A couple of weeks ago I attended an afternoon discussion forum run by Beth Cox and Alex Strick of Inclusive Minds (www.inclusiveminds.com). Publishers, book sellers, librarians and teachers gathered at 29b Montague Street (home of The Publishers Association) to discuss the thorny issue of diversity and inclusion in children’s books.
Look around you. Our society is hugely diverse and, in my opinion, books for children should reflect the world in which we all live. I’m not just talking about ethnicity – the term ‘diversity’ encompasses race and heritage, disability, gender and gender identity, sexual orientation, age, socio-economic status, religion, and culture.
The hero in our first title Geronimo, The Dog Who Thinks He’s a Cat was originally called Angus. He was white, middle class and probably lived an idyllic life, in a huge house, in the middle of the country somewhere. I doubt he’d ever seen a black person and unemployment was something that happened far, far away. This is what he looked like, along with the original Plunket family…

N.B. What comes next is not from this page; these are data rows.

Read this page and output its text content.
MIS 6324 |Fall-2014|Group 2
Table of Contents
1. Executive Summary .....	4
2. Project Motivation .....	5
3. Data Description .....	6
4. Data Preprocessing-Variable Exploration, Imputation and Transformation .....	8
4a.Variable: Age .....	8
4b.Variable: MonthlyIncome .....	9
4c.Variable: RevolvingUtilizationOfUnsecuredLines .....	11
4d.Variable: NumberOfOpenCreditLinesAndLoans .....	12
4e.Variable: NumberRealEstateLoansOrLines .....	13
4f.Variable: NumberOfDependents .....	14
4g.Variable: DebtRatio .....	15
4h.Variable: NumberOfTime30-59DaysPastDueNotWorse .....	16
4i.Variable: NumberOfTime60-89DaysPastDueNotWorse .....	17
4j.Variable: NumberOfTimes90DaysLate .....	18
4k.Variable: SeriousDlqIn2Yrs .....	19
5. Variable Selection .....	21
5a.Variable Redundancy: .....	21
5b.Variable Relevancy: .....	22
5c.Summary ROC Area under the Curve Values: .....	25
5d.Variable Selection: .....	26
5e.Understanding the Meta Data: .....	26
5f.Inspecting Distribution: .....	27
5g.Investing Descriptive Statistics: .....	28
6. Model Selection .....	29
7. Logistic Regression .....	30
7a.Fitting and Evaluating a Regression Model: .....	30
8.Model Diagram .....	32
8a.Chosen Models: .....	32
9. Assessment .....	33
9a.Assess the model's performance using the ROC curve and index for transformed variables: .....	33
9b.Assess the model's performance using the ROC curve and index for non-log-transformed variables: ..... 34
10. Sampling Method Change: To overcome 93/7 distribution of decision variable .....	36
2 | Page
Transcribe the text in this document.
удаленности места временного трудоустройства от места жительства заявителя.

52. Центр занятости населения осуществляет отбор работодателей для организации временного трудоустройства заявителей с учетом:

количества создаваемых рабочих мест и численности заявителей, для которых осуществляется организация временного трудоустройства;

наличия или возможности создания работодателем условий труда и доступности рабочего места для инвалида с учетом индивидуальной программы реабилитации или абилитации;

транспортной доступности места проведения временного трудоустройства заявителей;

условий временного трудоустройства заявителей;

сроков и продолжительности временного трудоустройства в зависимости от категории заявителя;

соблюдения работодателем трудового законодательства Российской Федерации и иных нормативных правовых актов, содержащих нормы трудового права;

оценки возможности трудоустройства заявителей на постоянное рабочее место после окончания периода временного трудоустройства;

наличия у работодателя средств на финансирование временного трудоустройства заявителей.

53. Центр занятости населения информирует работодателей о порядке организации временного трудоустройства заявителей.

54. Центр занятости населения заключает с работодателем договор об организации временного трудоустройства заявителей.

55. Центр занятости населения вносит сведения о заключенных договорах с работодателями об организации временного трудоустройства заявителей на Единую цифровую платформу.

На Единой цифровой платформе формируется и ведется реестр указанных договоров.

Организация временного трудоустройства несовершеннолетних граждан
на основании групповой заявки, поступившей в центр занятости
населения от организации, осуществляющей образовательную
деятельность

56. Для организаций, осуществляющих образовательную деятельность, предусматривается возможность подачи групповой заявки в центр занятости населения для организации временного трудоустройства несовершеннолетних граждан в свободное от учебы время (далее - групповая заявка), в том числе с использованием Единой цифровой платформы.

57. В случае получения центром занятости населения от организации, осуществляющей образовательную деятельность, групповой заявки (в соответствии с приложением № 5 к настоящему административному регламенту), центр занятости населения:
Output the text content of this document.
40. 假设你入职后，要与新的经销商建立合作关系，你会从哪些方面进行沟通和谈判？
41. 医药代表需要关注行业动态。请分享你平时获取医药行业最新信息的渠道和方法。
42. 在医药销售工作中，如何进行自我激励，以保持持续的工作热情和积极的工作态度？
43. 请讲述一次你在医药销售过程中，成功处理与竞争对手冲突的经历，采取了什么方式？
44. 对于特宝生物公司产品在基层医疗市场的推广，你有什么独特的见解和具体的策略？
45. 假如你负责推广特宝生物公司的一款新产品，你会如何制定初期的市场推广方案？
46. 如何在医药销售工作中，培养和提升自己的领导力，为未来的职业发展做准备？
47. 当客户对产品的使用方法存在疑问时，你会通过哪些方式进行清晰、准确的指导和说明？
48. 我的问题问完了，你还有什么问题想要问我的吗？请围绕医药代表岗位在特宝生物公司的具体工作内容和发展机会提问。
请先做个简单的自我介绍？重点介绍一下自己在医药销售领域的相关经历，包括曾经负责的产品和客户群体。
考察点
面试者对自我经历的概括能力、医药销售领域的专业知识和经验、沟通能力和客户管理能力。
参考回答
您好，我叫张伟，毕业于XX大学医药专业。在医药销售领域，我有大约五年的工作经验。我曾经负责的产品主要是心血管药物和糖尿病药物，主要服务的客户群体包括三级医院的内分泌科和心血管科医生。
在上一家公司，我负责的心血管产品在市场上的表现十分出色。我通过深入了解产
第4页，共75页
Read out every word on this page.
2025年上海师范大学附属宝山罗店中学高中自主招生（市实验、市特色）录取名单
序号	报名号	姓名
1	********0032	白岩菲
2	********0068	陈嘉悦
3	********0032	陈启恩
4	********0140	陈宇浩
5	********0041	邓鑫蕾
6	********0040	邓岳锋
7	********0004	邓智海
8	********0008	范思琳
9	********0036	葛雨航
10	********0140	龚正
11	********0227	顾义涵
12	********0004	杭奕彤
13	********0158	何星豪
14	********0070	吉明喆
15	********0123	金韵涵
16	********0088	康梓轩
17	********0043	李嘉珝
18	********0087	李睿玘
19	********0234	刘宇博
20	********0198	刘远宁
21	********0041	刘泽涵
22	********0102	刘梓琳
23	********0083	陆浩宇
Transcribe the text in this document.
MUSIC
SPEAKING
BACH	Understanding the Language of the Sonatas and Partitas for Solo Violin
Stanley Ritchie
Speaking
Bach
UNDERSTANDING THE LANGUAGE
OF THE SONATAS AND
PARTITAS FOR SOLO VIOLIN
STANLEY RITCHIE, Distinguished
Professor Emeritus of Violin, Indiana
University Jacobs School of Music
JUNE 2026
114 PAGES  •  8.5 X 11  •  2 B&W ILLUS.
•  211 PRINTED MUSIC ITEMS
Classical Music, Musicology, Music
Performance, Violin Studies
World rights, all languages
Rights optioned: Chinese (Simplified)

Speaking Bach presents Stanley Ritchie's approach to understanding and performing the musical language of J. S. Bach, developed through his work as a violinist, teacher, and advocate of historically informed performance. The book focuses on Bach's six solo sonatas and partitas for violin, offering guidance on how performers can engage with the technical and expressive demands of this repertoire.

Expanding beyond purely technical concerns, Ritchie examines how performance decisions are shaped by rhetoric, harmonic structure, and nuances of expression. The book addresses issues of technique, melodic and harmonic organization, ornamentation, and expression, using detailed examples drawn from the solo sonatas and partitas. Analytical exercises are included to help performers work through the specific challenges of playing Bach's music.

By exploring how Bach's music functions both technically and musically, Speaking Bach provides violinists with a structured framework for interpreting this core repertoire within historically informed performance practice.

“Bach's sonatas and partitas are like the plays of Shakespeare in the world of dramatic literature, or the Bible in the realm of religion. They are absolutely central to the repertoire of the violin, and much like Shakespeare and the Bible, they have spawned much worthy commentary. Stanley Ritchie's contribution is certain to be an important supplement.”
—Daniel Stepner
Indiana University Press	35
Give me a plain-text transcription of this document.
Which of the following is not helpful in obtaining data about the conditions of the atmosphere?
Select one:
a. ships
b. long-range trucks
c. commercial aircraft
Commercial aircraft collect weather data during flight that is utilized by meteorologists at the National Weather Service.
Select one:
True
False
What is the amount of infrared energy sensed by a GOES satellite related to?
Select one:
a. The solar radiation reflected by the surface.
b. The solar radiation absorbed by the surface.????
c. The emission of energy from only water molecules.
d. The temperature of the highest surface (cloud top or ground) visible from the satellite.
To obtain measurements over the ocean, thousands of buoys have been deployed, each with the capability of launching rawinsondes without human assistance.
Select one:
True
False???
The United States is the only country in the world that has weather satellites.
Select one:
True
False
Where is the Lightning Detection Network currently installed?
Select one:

I loved Jessie Wall’s story but even I had to accept that, in its original form, it wasn’t really a true reflection of the world in which the majority of children live today.
Beth Cox took a look at the manuscript with her Inclusive Minds’ hat on. She made various suggestions including changing Angus’s name, making his parents same sex and giving him some sort of disability. I’m afraid I balked at the last two suggestions as to me they reeked of tokenism. However in the published book Angus has become Dylan, he is from a mixed race family, wears glasses and lives a much more contemporary life than that of his original incarnation.
Other changes that we made to make Geronimo more diverse included getting rid of a vicar and replacing him with a modern granny, and also updating the characters of Mr and Mrs Marmaduke. Originally village show judge, Mrs Marmaduke, was a rather stereotypical middle aged busy body who kidnaps the kittens in her shopping basket. In order to make her more contemporary we brought down her age, turned her husband into a motorbike riding Hells Angel and swapped Mrs Marmaduke’s basket for a biking helmet.
Books for children have to be relevant and what has become clear over the past few years is that publishers are keen to find inclusive stories with a wide range of characters. That certainly applies to our own policy at Wacky Bee.